Avec de grands honneurs et souvenirs pour sa figure et son travail, l'académicien Rexhep Ferri a reçu ses derniers adieux. Lors de la commémoration, le président de l'Académie des Sciences et des Arts du Kosovo, Mehmet Kraja, a déclaré qu'en effet l'académicien Ferri et d'autres de sa génération, la génération dorée, ont créé l'indépendance du Kosovo avant le début de tout autre mouvement politique. "Le caractère unique de l'identité et le caractère unique de l'art qui ont dû produire un jour ce que nous appelons fièrement la République du Kosovo", a déclaré l'académicien Kraja. Le Premier ministre Albin Kurti, tout en le décrivant comme un "moderniste au style le plus particulier", a déclaré à propos de l'art de l'académicien Ferrit qu'il est un reflet éternel de l'être national.

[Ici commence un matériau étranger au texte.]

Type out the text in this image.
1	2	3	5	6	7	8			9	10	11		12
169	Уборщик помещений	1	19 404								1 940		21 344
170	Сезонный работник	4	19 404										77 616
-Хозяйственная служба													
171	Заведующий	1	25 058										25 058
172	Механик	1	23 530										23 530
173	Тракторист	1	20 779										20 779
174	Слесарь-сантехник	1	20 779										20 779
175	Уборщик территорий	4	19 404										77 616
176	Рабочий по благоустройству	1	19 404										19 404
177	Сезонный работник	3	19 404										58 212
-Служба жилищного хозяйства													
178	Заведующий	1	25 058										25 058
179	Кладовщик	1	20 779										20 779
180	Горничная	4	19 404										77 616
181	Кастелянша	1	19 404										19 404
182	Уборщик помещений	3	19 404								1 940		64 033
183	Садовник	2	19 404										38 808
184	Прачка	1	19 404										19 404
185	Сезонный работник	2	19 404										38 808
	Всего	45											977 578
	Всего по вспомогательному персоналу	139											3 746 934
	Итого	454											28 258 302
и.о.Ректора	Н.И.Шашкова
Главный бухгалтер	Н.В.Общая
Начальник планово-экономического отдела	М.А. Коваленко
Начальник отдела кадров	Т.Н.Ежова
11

Parmi ses personnages de la peinture, l'académicien Rexhep Ferri a été évalué comme l'un des dirigeants qui, en plus de contribuer aux bases identitaires de la culture kosovare, épaissit et éduque également les générations.
L'héritage de Ferri est considéré comme un trésor, tandis que sa mort est une perte difficilement mesurable.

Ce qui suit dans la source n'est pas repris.